Si les instruments révèlent d'emblée un bon niveau (mis en relief par une production d'assez bonne qualité), c'est véritablement la vocaliste qui mène la danse. Stéphanie Montel est une chanteuse capable aussi bien de chant lyrique que de chant hurlé ou growlé, et elle ne s'en prive pas. Tout cela est bien maîtrisé, et la voix, convaincante, se place comme l'un des points forts de l'album. Un petit détail me chagrine cependant : le chant mériterait d'être mieux articulé et compréhensible. On retrouve dans beaucoup de titres de l'album une ambivalence réussie entre les deux types de chants, ce qui créé un admirable contraste. Ce contraste sert autant la musique que les paroles, et atteint son point d'orgue sur le très bon
Reflection, qui met en scène une fille (représentée par le chant clair) qui se pose des questions sur l'importance de l'apparence dans notre société, tandis qu'une voix (le chant growlé) lui dit de prendre conscience et d'être elle-même.
Parmi les morceaux les plus remarquables de cet album on retiendra sans hésiter le puissant et impressionnant Who I Am. L'introduction de ce morceau pose une ambiance étrange, avant que n'arrivent les guitares, lourdes et sèches. Le jeu de guitare est très bon sur ce titre, avec un petit côté épique, couplé à une frappe de batterie bien nette. Le chant est toujours bon, et même jubilatoire lors de certains passages particulièrement aiguës (I want to go back !).
Sea You, Atlantis est certainement le morceau le plus progressif de tout l'opus, suivant tantôt un rythme rapide et entraînant, tantôt un rythme lent et doux. En début de morceau se trouve un passage tout calme, pouvant évoquer la douceur de l'océan, ou bien l'album Orama du groupe de doom grec
On Thorns I Lay pour ses atmosphères lourdes mais douces. Les vocaux hurlés qui suivent ce passage ainsi que les mélodies presque malsaines de la guitare confèrent au morceau un aspect dérangeant mais fascinant. L'ambivalence de ce titre donne un rendu très progressif que n'aurait pas renié pas
Opeth il y a quelques années.
When
Voices Quiet
Down, comme son nom l'indique, est un morceau instrumental, plutôt réussi. De petites expérimentations sont tentées, surtout au niveau de la guitare, qui donne un petit côté "math metal" intéressant. Stand Tall fait apparaître un violon en son milieu, pour une sorte d'intermède.

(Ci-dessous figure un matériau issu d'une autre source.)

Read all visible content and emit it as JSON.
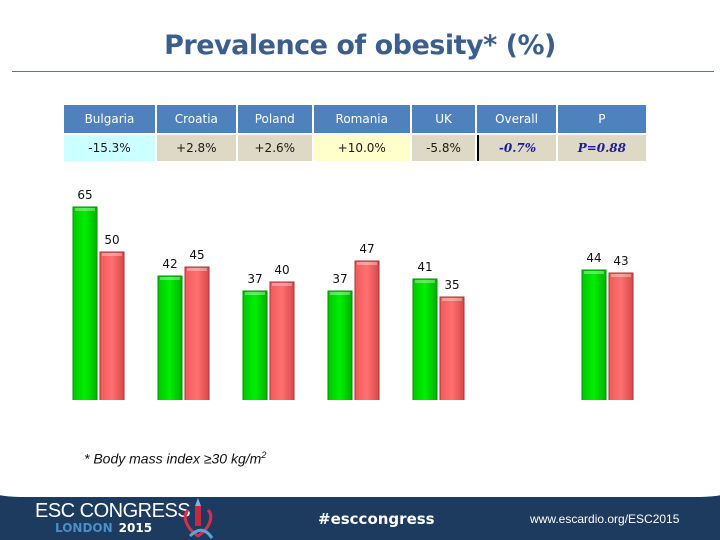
{
  "header": {
    "title": "Prevalence of obesity* (%)"
  },
  "table": {
    "columns": [
      "Bulgaria",
      "Croatia",
      "Poland",
      "Romania",
      "UK",
      "Overall",
      "P"
    ],
    "values": [
      "-15.3%",
      "+2.8%",
      "+2.6%",
      "+10.0%",
      "-5.8%",
      "-0.7%",
      "P=0.88"
    ]
  },
  "chart_data": {
    "type": "bar",
    "title": "Prevalence of obesity* (%)",
    "xlabel": "",
    "ylabel": "",
    "ylim": [
      0,
      65
    ],
    "grid": false,
    "categories": [
      "Bulgaria",
      "Croatia",
      "Poland",
      "Romania",
      "UK",
      "All"
    ],
    "series": [
      {
        "name": "green",
        "color": "#00e400",
        "values": [
          65,
          42,
          37,
          37,
          41,
          44
        ]
      },
      {
        "name": "red",
        "color": "#ff6b6b",
        "values": [
          50,
          45,
          40,
          47,
          35,
          43
        ]
      }
    ]
  },
  "footnote": {
    "text": "* Body mass index ≥30 kg/m",
    "superscript": "2"
  },
  "footer": {
    "logo_main": "ESC CONGRESS",
    "logo_city": "LONDON",
    "logo_year": "2015",
    "hashtag": "#esccongress",
    "url": "www.escardio.org/ESC2015"
  }
}
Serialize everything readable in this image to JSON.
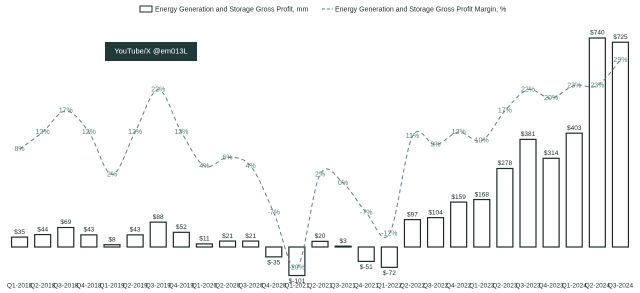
{
  "chart_data": {
    "type": "bar",
    "annotations": [
      "YouTube/X @em013L"
    ],
    "categories": [
      "Q1-2018",
      "Q2-2018",
      "Q3-2018",
      "Q4-2018",
      "Q1-2019",
      "Q2-2019",
      "Q3-2019",
      "Q4-2019",
      "Q1-2020",
      "Q2-2020",
      "Q3-2020",
      "Q4-2020",
      "Q1-2021",
      "Q2-2021",
      "Q3-2021",
      "Q4-2021",
      "Q1-2022",
      "Q2-2022",
      "Q3-2022",
      "Q4-2022",
      "Q1-2023",
      "Q2-2023",
      "Q3-2023",
      "Q4-2023",
      "Q1-2024",
      "Q2-2024",
      "Q3-2024"
    ],
    "series": [
      {
        "name": "Energy Generation and Storage Gross Profit, mm",
        "type": "bar",
        "color": "#1e2b2b",
        "values": [
          35,
          44,
          69,
          43,
          8,
          43,
          88,
          52,
          11,
          21,
          21,
          -35,
          -101,
          20,
          3,
          -51,
          -72,
          97,
          104,
          159,
          168,
          278,
          381,
          314,
          403,
          740,
          725
        ],
        "value_labels": [
          "$35",
          "$44",
          "$69",
          "$43",
          "$8",
          "$43",
          "$88",
          "$52",
          "$11",
          "$21",
          "$21",
          "$-35",
          "$-101",
          "$20",
          "$3",
          "$-51",
          "$-72",
          "$97",
          "$104",
          "$159",
          "$168",
          "$278",
          "$381",
          "$314",
          "$403",
          "$740",
          "$725"
        ]
      },
      {
        "name": "Energy Generation and Storage Gross Profit Margin, %",
        "type": "line",
        "axis": "y2",
        "color": "#5f7f80",
        "values": [
          8,
          12,
          17,
          12,
          2,
          12,
          22,
          12,
          4,
          6,
          4,
          -7,
          -20,
          2,
          0,
          -7,
          -12,
          11,
          9,
          12,
          10,
          17,
          22,
          20,
          23,
          23,
          29
        ],
        "value_labels": [
          "8%",
          "12%",
          "17%",
          "12%",
          "2%",
          "12%",
          "22%",
          "12%",
          "4%",
          "6%",
          "4%",
          "-7%",
          "-20%",
          "2%",
          "0%",
          "-7%",
          "-12%",
          "11%",
          "9%",
          "12%",
          "10%",
          "17%",
          "22%",
          "20%",
          "23%",
          "23%",
          "29%"
        ]
      }
    ]
  }
}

Dreamland n'apporte rien de vraiment différent, mais est juste un très bon titre, résolument heavy, et qui monte peu à peu en puissance pour un final grandiose. Lack of Words termine brillamment l'album, avec des ambiances sombres et torturées, le tout secondé par une batterie hallucinante lors de passages plus rapides.
Que retenir de
Pyrah alors ? La réponse est : beaucoup de bien. Les alsaciens se servent habilement de leurs influences diverses et variées, pour se créer une âme qui leur convient, et pouvoir tracer leur route. Du côté de la technique c'est quasiment tout bon, surtout pour les filles, les garçons ayant moins de place pour s'exprimer (pas de soli bien techniques ici). Là où le bât blesse, c'est du côté de la composition. Indépendamment les uns des autres, les titres sont presque tous bons ; seulement, et comme souvent, ils ont une fâcheuse tendance à se ressembler et à se confondre. Ceux énoncés plus haut sont les plus originaux et reconnaissables, mais le reste tend à se fondre dans la masse, même si, encore une fois, tout est bon séparément.
Tout cela laisse à
Pyrah une marge de progression suffisante, en laissant apercevoir toutes les qualités du groupe. Pour une première expérience du full-lenght, on peut considérer que c'est bien, et presque très bien. Cela pourrait facilement les amener à signer un contrat chez une maison de disque, ce qui ne peut augurer que des bonnes choses pour l'avenir.